GithubHelp home page GithubHelp logo

sentiment_analyzer's Introduction

Sentiment Analyzer

The recent incident of Wall Street/ bet has once again proved that public sentiments play a significant role in driving the market. One of the biggest example companies like AMC and Gamestop, who were almost on the verge of bankruptcy were turned into multi-millionaire overnight just because few investors crazily pumped money into these stocks. This is how we conceived the idea for our startup. Our start-up provide the integrated platform, which combine the real time public sentiment from websites like Reddit and stock prices from like Alpaca and then feeding that data to ML machine learning mode to quantify public sentiments in order to know which are profitable stocks. The second part of this project is to connect it to trading platform to auto-trigger trades based upon user's settings. This provide users better insight to the stocks and deeper analysis of public sentiments.

Approach

The project takes raw comments from the site Reddit, stock prices from Alpaca and second part is to connect it to trading platform like Robinhood to auto trade. Since the data was so huge from Reddit, so we took only those comments which has a score greater then 200, which condensed our data to more better quality.

Technologies

This project leverages python 3.7 with the following packages:

  • Pandas - For data cleaning, preparation and manipulation

  • Jupyter Notebook - An open-source web application that allows you to create and share documents that contain live code, equations, visualizations and narrative text.

  • Visual Studio Code - A code editor redefined and optimized for building and debugging modern web and cloud applications

  • Pyviz - Python visualization package that provides a single platform for accessing multiple visualization libraries. Two of these libraries are Plotly Express and hvPlot, which were used in this project

  • Flask - A Python library which allows you to build a web application


Installation Guide

Download Anaconda for your operating system and the latest Python version, run the installer, and follow the steps.

Before running the application first install the following dependencies.

  pip install fire
  pip install questionary
  pip install pytest
  pip install pandas
  pip install numpy
  pip install flask
  pip install hvplot

To install PyViz and its dependencies in your Conda dev environment, complete the following steps:

  1. From your terminal, log in to your Conda dev environment.

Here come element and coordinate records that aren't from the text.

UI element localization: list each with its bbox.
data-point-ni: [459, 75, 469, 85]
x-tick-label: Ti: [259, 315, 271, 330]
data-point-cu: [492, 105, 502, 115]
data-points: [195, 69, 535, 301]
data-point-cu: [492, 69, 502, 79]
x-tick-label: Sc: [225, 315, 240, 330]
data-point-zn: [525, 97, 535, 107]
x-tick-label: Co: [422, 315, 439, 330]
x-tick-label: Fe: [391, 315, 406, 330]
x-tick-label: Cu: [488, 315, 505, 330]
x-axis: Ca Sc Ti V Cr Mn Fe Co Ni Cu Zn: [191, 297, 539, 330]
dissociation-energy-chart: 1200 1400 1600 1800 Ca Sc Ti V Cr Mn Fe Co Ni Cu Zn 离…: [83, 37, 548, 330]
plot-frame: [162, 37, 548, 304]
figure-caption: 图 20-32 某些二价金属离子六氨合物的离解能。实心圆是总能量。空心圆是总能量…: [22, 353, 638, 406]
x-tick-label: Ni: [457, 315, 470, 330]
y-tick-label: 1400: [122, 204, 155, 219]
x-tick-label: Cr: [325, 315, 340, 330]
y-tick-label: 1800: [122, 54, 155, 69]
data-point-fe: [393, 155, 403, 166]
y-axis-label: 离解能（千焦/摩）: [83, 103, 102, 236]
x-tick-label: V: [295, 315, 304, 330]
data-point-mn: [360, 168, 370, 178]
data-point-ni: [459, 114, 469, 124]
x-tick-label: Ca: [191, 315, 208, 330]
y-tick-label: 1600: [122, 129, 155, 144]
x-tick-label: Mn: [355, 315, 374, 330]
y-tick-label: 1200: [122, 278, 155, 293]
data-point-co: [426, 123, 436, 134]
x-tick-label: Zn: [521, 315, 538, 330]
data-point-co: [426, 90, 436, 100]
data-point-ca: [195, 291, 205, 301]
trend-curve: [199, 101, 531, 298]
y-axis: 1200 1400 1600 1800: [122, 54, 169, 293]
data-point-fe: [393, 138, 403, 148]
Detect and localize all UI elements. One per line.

  2. Install the PyViz packages by using the conda install command as follows:

    conda install -c plotly plotly=4.13.

    conda install -c pyviz hvplot


Usage

The reddit comments are pulled through API. The stock prices are pulled from Alpaca. We used multiple machine learning model on this data. The two main ML models we used was - (1) Valdmir - this is the model which is used for text sentiment analysis that is sensitive to both polarity (positive/ negative) and intensity strength of emotion. It is in the NLTP package and can directly be applied to the unlabelled data. This library relies on the dictionary that maps lexical features to emotion intensities known as sentiment score. (2) Text blot - In this library sentiments are defined based on the frequency of each word in an input sentence that allows getting a more precise output as a result. The result we got was in the form polarity on the scale of -1 to 1 and subjectivity on the scale of 0 to 1.

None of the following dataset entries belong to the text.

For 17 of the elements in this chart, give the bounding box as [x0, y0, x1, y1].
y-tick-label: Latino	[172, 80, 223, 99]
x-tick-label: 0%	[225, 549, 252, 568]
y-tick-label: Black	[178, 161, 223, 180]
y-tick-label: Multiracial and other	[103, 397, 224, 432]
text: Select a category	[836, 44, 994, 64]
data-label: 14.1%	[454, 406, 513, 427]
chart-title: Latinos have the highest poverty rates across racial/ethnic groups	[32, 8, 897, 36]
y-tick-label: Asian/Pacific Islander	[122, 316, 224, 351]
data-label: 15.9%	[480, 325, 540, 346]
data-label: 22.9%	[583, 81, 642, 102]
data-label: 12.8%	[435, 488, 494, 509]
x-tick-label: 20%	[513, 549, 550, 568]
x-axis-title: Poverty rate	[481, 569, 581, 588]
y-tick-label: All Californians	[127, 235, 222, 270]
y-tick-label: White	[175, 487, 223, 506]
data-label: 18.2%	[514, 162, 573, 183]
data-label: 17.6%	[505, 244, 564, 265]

Following snapshot shows the final dataframe after pulling data from both data sources and results got from two different ML model.


The correlation metrics of ML results were interesting. Following were the findings (1) The result accuracy increased significantly with the increase in the score of comments. In-fact, the weigtage of positive comments increased with more scores of public comments. (2) If there was a sudden percentage change in the stock 'close' price then weigtage of negative comments was more (3) The ML results from two different libraries have a strong positive correlation.


Following is the snapshot of the graph plotted between the results of two ML model.


Following graph shows the variation in the polarity across stocks.


This is the heat map which tell better the score higher the positive sentiments % we got.


This is the trend of positive, negative and neutral sentiments trend across stocks.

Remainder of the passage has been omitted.